There are a lot of e-commerce and transactional websites online that are constantly adding new products to their stock lists and a well managed PPC campaign would reflect this by adding each product, where appropriate, to the campaigns.

However Google’s new feature proposes to do this for you by dynamically generating an ad that correlates to the products on your website. Therefore Google will pick the headline of the ad based on the search query and ad text based upon the most relevant landing page.

When an ad is dynamically created it then enters the usual ad auction, unless you already have an ad set up for the phrase that has been searched for.

If the concept truly does work and perfectly marries relevant searches to products then this could be a very exciting addition to paid search and according to Google’s pilot test, it has worked to increase clicks and conversions by 5-10% for the majority of the advertisers.

In order to control which products and web pages have dynamic ads, advertisers can specify whether they want it to be their whole website or they can narrow it down to chosen categories / pages containing particular words / pages containing chosen strings in their URLs.

You can also choose to add these controls as negatives as well as the usual keyword negatives to try and control which products Google creates the ads for and to prevent them doing so for out of stock or redundant products.

In terms of reporting it is very much the same as the usual AdWords reporting but Google will show you the searches that generated clicks, the destination pages suggested as landing pages, the headline of the ad created as well as average CPC, CTR and conversions etc.

It is obviously hard to comment on exactly how well it works without testing it myself but I would be slightly nervous about allowing Google to dynamically create ads and would worry that the costs could get out of control if not managed correctly.

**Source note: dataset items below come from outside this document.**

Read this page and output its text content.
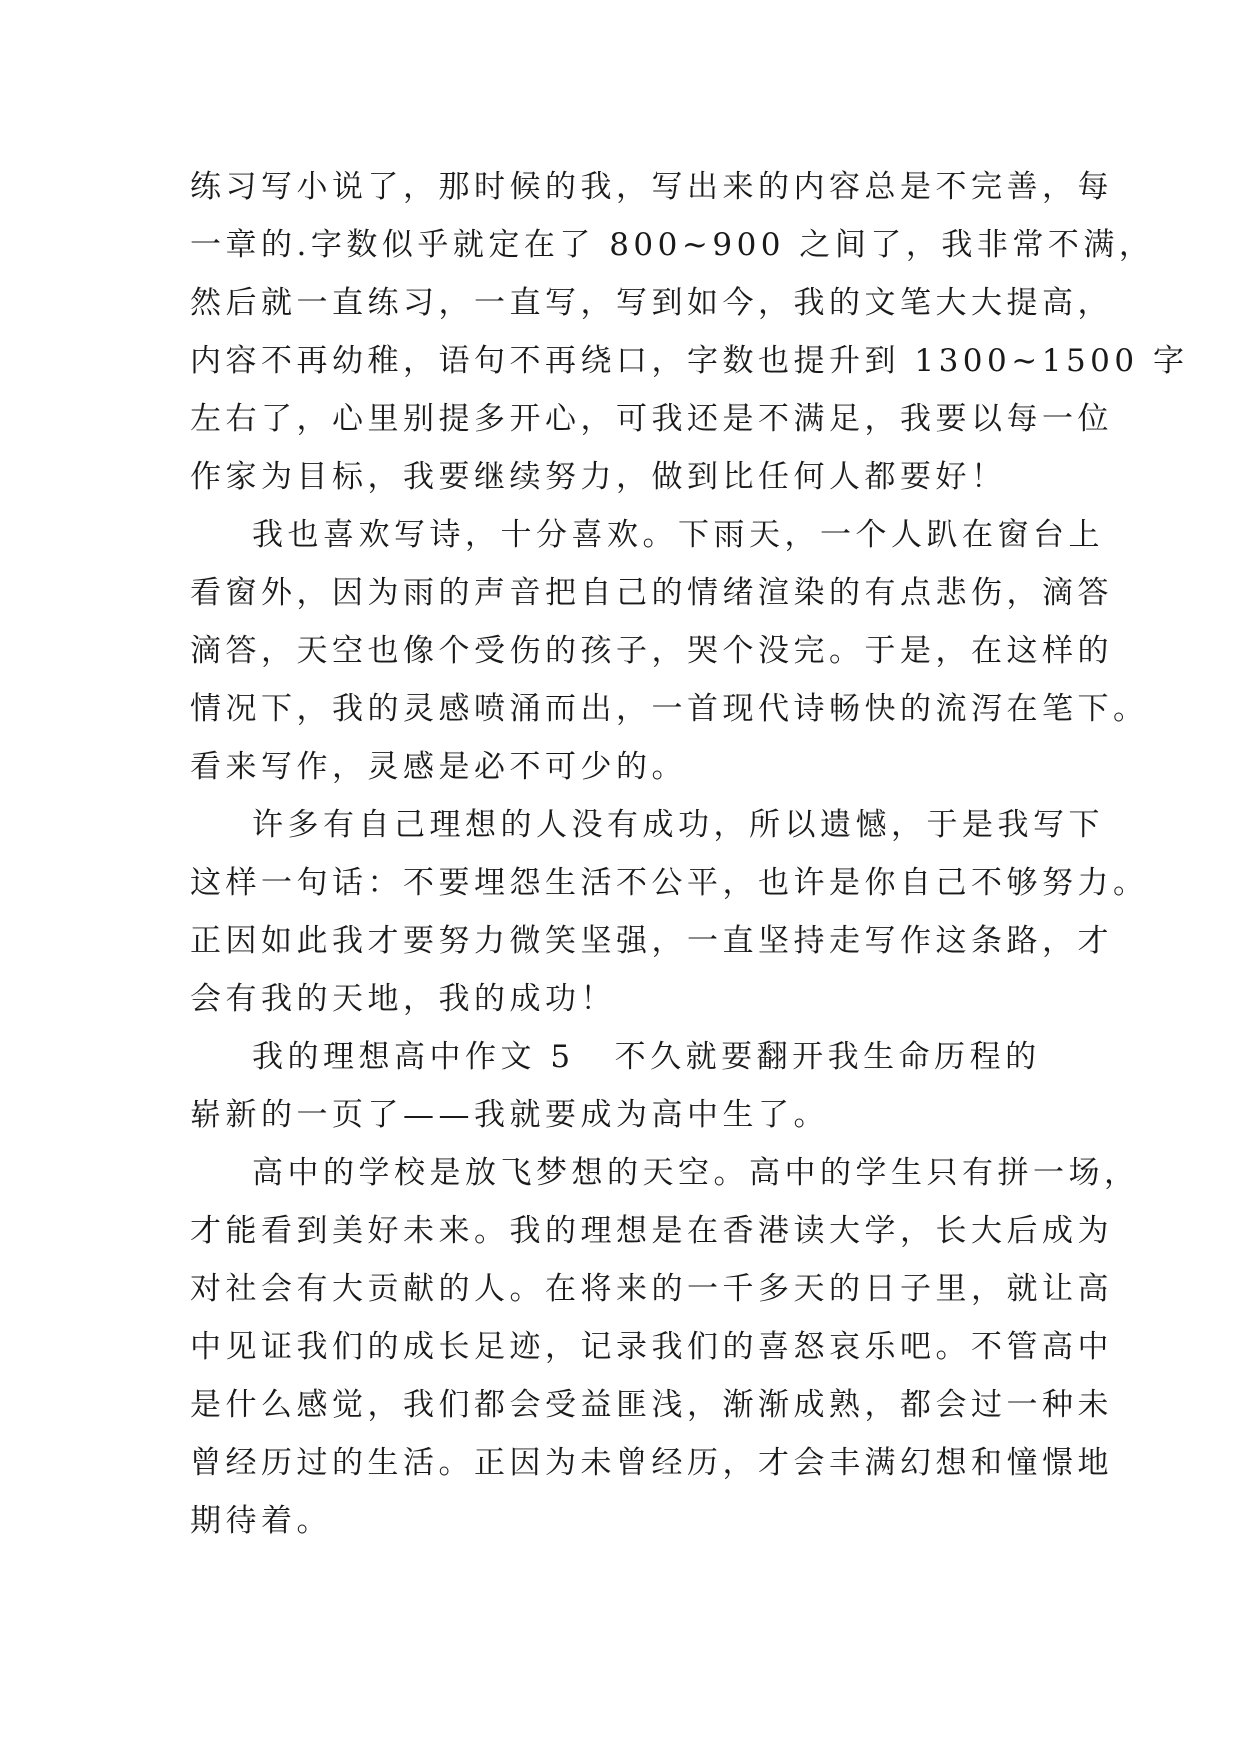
练习写小说了，那时候的我，写出来的内容总是不完善，每
一章的.字数似乎就定在了 800~900 之间了，我非常不满，
然后就一直练习，一直写，写到如今，我的文笔大大提高，
内容不再幼稚，语句不再绕口，字数也提升到 1300~1500 字
左右了，心里别提多开心，可我还是不满足，我要以每一位
作家为目标，我要继续努力，做到比任何人都要好！
我也喜欢写诗，十分喜欢。下雨天，一个人趴在窗台上
看窗外，因为雨的声音把自己的情绪渲染的有点悲伤，滴答
滴答，天空也像个受伤的孩子，哭个没完。于是，在这样的
情况下，我的灵感喷涌而出，一首现代诗畅快的流泻在笔下。
看来写作，灵感是必不可少的。
许多有自己理想的人没有成功，所以遗憾，于是我写下
这样一句话：不要埋怨生活不公平，也许是你自己不够努力。
正因如此我才要努力微笑坚强，一直坚持走写作这条路，才
会有我的天地，我的成功！
我的理想高中作文 5 不久就要翻开我生命历程的
崭新的一页了——我就要成为高中生了。
高中的学校是放飞梦想的天空。高中的学生只有拼一场，
才能看到美好未来。我的理想是在香港读大学，长大后成为
对社会有大贡献的人。在将来的一千多天的日子里，就让高
中见证我们的成长足迹，记录我们的喜怒哀乐吧。不管高中
是什么感觉，我们都会受益匪浅，渐渐成熟，都会过一种未
曾经历过的生活。正因为未曾经历，才会丰满幻想和憧憬地
期待着。
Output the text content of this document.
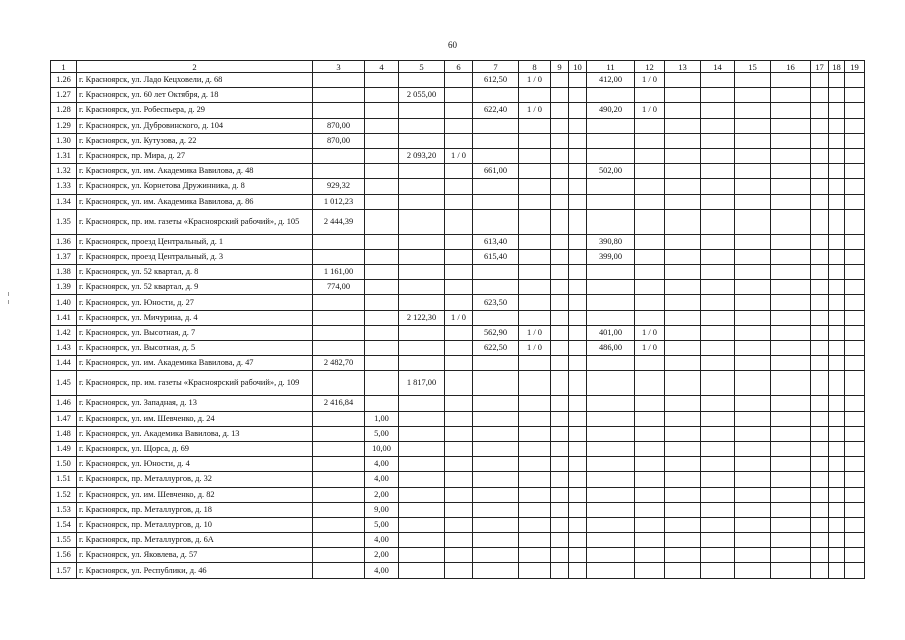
60
1	2	3	4	5	6	7	8	9	10	11	12	13	14	15	16	17	18	19
1.26	г. Красноярск, ул. Ладо Кецховели, д. 68					612,50	1 / 0			412,00	1 / 0							
1.27	г. Красноярск, ул. 60 лет Октября, д. 18			2 055,00														
1.28	г. Красноярск, ул. Робеспьера, д. 29					622,40	1 / 0			490,20	1 / 0							
1.29	г. Красноярск, ул. Дубровинского, д. 104	870,00																
1.30	г. Красноярск, ул. Кутузова, д. 22	870,00																
1.31	г. Красноярск, пр. Мира, д. 27			2 093,20	1 / 0													
1.32	г. Красноярск, ул. им. Академика Вавилова, д. 48					661,00				502,00								
1.33	г. Красноярск, ул. Корнетова Дружинника, д. 8	929,32																
1.34	г. Красноярск, ул. им. Академика Вавилова, д. 86	1 012,23																
1.35	г. Красноярск, пр. им. газеты «Красноярский рабочий», д. 105	2 444,39																
1.36	г. Красноярск, проезд Центральный, д. 1					613,40				390,80								
1.37	г. Красноярск, проезд Центральный, д. 3					615,40				399,00								
1.38	г. Красноярск, ул. 52 квартал, д. 8	1 161,00																
1.39	г. Красноярск, ул. 52 квартал, д. 9	774,00																
1.40	г. Красноярск, ул. Юности, д. 27					623,50												
1.41	г. Красноярск, ул. Мичурина, д. 4			2 122,30	1 / 0													
1.42	г. Красноярск, ул. Высотная, д. 7					562,90	1 / 0			401,00	1 / 0							
1.43	г. Красноярск, ул. Высотная, д. 5					622,50	1 / 0			486,00	1 / 0							
1.44	г. Красноярск, ул. им. Академика Вавилова, д. 47	2 482,70																
1.45	г. Красноярск, пр. им. газеты «Красноярский рабочий», д. 109			1 817,00														
1.46	г. Красноярск, ул. Западная, д. 13	2 416,84																
1.47	г. Красноярск, ул. им. Шевченко, д. 24		1,00															
1.48	г. Красноярск, ул. Академика Вавилова, д. 13		5,00															
1.49	г. Красноярск, ул. Щорса, д. 69		10,00															
1.50	г. Красноярск, ул. Юности, д. 4		4,00															
1.51	г. Красноярск, пр. Металлургов, д. 32		4,00															
1.52	г. Красноярск, ул. им. Шевченко, д. 82		2,00															
1.53	г. Красноярск, пр. Металлургов, д. 18		9,00															
1.54	г. Красноярск, пр. Металлургов, д. 10		5,00															
1.55	г. Красноярск, пр. Металлургов, д. 6А		4,00															
1.56	г. Красноярск, ул. Яковлева, д. 57		2,00															
1.57	г. Красноярск, ул. Республики, д. 46		4,00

Google is probably hoping that advertisers will put their faith in the system and allow it to create ads for all products on their site’s and obviously if it works correctly and the advertisers products are shown to people that are searching for them then that’s great but how will Google control CPC for different priced products?

This feature is most likely to appeal to those businesses that do not know much about AdWords and paid search as they will able to set up an account and essentially let Google do the work for them, but this could be very dangerous as Google is obviously the one cashing in when users click on the ads.

We all know that Google wants its search results to be as relevant as possible so there is no denying that it will do its best to create relevant ads but relying on automated software has its risks and nothing can beat an human perspective.

A real person is always going to be better at making decisions about which products to advertise, keywords to bid on, maximum CPC bids to set and analysis of the results as they can consider ROI, whereas Google will not be taking that into consideration.